Force component exerted parallel to slope by man is Fp
Fp = (0.2)(35x9.81xcos11) + (35x9.81xsin11)
(note Fp is up hill, both friction and weight forces are down hill)
Fp = 133 Newtons parallel to slope
motion is parallel to slope
so
work = Fp * hypotenuse length
= 133 * 3.9/sin 11 = 2717 Joules
(force exerted by father)+(friction)-weight along the slope = 0
F+(0.2)(35x9.81xcos11)-(35x9.81xsin11)= 0
F= -1.89N (hey, why it is negative? It is wrong. I need more information)
work done = F.S
oh, i know why i am wrong.it is because i take friction a wrong direction. thanks very much!(Damon is correct!)
shouldnt the work = Fp*d*cos(angle between) ?
e=mc^2
To find the work done by the father in moving the sled from the bottom to the top of the hill, we can use the work-energy principle. The principle states that the work done on an object is equal to the change in its kinetic energy.
In this case, since the sled is moving up the hill with a constant velocity, its kinetic energy does not change. Therefore, the work done by the father is zero.
To understand why this is the case, let's break down the forces acting on the sled:
1. Gravity: The force of gravity acts vertically downwards and is given by the equation F_gravity = m * g, where m is the total mass of the sled and girl and g is the acceleration due to gravity (9.8 m/s^2).
- The component of gravity parallel to the incline (F_parallel) is: F_parallel = m * g * sin(theta), where theta is the angle of the incline (11° in this case).
- The component of gravity perpendicular to the incline (F_perpendicular) is: F_perpendicular = m * g * cos(theta).
2. Normal force: The normal force acts perpendicular to the incline and counteracts the component of gravity perpendicular to the incline. In this case, the normal force is equal to F_perpendicular.
3. Kinetic friction: The kinetic friction force opposes the motion of the sled and is given by the equation F_friction = μ * F_normal, where μ is the coefficient of kinetic friction between the sled and the snow runners.
- In this case, F_friction = μ * F_perpendicular.
4. Applied force: The father applies a horizontal force (F_applied) on the sled to move it up the hill. This force acts parallel to the incline.

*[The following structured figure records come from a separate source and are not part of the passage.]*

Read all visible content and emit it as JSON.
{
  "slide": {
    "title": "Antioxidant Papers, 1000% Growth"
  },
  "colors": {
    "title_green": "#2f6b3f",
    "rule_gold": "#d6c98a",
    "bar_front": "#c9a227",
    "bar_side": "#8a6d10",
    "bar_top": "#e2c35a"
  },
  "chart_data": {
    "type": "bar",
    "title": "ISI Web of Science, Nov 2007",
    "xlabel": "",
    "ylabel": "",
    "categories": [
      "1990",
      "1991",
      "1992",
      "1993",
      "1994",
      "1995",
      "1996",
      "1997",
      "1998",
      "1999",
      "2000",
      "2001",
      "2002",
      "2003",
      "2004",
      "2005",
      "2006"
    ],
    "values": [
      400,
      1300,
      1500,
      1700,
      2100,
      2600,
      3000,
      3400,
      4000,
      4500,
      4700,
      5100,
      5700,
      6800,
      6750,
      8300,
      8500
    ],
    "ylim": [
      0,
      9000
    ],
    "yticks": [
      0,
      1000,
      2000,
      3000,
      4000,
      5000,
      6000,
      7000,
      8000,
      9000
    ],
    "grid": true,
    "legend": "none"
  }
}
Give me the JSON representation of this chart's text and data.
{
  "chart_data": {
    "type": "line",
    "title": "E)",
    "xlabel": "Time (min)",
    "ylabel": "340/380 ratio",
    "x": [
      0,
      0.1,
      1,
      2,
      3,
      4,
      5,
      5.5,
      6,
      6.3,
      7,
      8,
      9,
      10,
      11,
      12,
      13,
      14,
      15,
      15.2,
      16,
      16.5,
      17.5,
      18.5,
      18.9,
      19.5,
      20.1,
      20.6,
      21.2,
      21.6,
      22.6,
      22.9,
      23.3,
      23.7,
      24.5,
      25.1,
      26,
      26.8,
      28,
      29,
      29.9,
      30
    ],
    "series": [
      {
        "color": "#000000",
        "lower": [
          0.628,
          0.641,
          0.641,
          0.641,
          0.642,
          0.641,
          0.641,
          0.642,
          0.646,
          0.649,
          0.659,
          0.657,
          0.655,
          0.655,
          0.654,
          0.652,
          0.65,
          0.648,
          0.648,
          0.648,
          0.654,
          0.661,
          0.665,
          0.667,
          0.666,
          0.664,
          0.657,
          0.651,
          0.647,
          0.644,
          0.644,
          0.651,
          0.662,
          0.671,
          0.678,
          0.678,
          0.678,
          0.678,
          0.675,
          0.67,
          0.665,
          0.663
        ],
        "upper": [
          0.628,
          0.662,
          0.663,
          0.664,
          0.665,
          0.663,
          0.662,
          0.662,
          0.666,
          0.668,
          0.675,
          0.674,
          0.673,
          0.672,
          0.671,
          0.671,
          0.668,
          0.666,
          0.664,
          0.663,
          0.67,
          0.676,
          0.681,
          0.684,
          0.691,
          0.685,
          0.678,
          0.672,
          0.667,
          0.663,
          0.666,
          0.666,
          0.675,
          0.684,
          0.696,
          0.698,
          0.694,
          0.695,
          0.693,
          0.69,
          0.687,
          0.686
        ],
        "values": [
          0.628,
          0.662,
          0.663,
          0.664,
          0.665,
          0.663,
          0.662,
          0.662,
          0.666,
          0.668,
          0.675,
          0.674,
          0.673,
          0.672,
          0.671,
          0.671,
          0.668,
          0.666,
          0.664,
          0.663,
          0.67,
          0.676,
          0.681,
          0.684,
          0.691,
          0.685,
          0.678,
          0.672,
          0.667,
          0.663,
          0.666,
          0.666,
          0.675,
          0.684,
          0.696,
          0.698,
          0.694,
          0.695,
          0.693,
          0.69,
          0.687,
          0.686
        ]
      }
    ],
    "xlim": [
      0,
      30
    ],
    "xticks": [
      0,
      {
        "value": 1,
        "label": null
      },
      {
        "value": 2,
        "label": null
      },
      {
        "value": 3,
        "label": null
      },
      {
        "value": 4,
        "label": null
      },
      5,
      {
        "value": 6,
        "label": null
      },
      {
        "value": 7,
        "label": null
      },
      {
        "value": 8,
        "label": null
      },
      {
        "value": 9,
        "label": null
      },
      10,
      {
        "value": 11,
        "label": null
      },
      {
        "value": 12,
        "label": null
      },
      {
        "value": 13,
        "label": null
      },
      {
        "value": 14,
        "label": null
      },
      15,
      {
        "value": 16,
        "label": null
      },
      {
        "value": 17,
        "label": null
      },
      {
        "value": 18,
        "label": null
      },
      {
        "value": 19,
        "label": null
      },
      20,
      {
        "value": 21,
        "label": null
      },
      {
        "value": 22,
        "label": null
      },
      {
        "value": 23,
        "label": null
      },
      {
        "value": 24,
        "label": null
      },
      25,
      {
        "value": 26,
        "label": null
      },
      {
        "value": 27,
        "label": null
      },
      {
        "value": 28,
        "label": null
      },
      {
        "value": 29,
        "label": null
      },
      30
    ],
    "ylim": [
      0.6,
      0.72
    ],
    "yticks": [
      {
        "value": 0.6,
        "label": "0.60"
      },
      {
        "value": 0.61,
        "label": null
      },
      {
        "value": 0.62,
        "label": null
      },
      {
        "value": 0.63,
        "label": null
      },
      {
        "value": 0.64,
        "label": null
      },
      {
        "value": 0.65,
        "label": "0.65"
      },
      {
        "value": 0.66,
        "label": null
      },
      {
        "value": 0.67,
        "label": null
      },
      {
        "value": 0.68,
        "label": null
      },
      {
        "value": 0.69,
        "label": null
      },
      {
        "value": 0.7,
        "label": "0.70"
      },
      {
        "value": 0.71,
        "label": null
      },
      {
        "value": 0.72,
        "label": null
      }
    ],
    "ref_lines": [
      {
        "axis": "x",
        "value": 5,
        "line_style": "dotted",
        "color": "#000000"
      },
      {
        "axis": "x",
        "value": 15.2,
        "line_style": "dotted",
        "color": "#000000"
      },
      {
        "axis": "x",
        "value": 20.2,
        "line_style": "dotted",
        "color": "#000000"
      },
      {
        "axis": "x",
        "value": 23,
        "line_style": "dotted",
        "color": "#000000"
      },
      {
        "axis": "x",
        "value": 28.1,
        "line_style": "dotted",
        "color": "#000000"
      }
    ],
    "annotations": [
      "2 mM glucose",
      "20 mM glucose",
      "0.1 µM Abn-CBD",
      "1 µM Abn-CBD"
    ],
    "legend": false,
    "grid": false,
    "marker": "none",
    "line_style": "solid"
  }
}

Since the sled is moving up the hill with a constant velocity, we have the following equilibrium condition: F_applied = F_parallel + F_friction.
Now, let's consider the work done by each force:
- The work done by the applied force is given by the equation W_applied = F_applied * d, where d is the displacement of the sled (h = 3.9 m in this case). Since the sled is moving at a constant velocity, the net work done by the applied force is zero.
- The work done by the gravitational force is given by the equation W_gravity = F_parallel * d. However, since the sled is moving up the hill with a constant velocity, the net work done by the gravitational force is also zero.
- The work done by the friction force is given by the equation W_friction = F_friction * d. Again, since the sled is moving up the hill with a constant velocity, the net work done by the friction force is zero.
Therefore, the total work done on the sled is zero, and thus the answer to the question is zero.
Note: The presence of friction does not change the work done in this case because the work due to the applied force and the work due to gravity cancel out the work done by friction. If the sled were to move up the incline at an accelerating or decelerating rate, then the work done by friction would not be zero.